While most of us would happily give houseroom to a classic Fender electric or amp, a Fender acoustic is a less obvious choice, especially in the lower market area where we are swamped with choice.
On one hand, the raft of Asian-made brands offers very high specification for relatively little, while the big boys like Martin and Taylor have been highly active with their Mexican-made models. Fender, of course, has its own Mexican factory, but while that concentrates on its core amp and guitar products, its new Paramount range has USA design with Chinese build.
The Paramount range centres on three body styles - the PM-1 dreadnought, PM-2 parlour and PM-3 triple 0 - with all spruce- topped solidwood construction, with scalloped X-bracing, and gloss finishes in two specification levels, Standard (at £519) and Deluxe (at £629). Here we're looking at the PM-1 Standard.
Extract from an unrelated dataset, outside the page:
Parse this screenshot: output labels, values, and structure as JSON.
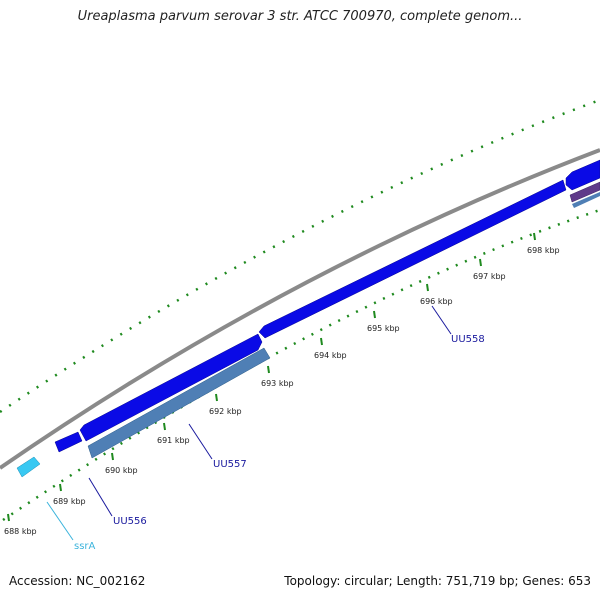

The Standards have mahogany back and sides in a toned natural finish.
Despite the quite generic body styles, Fender maintains there's plenty of 'Fender DNA' here: aside from being conceived over a two-year period by Fender's top luthiers, we have '60s checkerboard rosette and purfling, a headstock shape inspired by the '70s F series acoustics, a '70s bridge design, a late -40s-style Fender logo and the 'cloud' pickguard seen on Kingman acoustics.
All Paramounts are electros with a unique Fender/ Fishman preamp. The modern-style design has a small squashed-oval screen displaying the onboard tuner, with three rubber-knobbed rotaries below it for bass, treble and overall volume. You engage the tuner by pressing on one side of the display and there's a phase push-switch on the other side. Each preamp is apparently voiced to suit the different body styles, too.
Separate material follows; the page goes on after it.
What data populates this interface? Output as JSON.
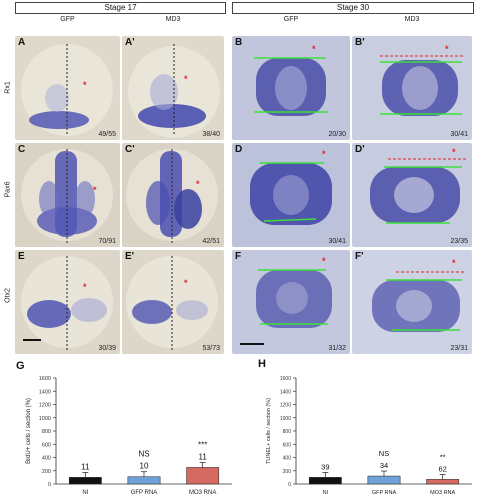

Our review guitar is light and resonant, with a full-shouldered C-shape neck profile that subtly differs in depth. Acoustically, the dread offers plenty of roomy projection with quite a 'new guitar' sounding upper-mid push. The parlour, the only 12-fret in the range, size- wise is in stark contrast but retains the mid push, albeit with a tighter bass. The triple 0, in size and sound, sits midway between the two with a more restrained midrange that's more balanced. It's the only cutaway, too.
The dread has a 643mm (25.3-inch) scale length and a 43mm (1.690-inch) nut width with regular Fender bridge spacing of 55mm.
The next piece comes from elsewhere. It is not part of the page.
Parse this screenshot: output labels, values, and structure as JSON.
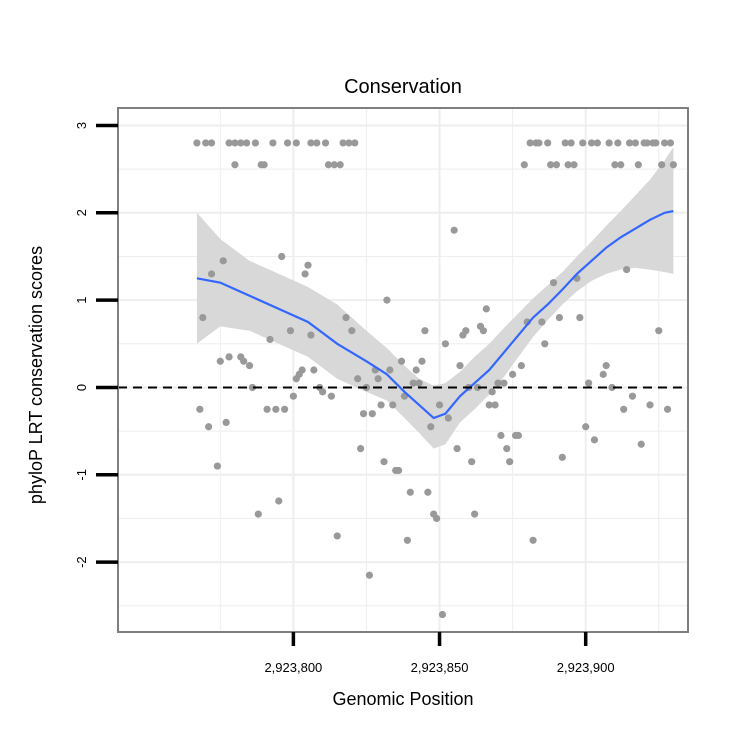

The new-design pickup and preamp system is both classy and functional. The tuner is fast, the bass and treble EQs offers plenty of range, and that phase switch can be really handy on stage for feedback rejection.
For the most part, each style's acoustic character comes through amplified and, overall, there's a modern, 'enhanced' tonality with a near ubiquitous piezo tonality, which, frankly, we all take for granted, even though it's really not that natural sounding. So, on stage, you might need to tame the expansive lows of the dread a little; open out the mids and tune the crisp highs to your taste.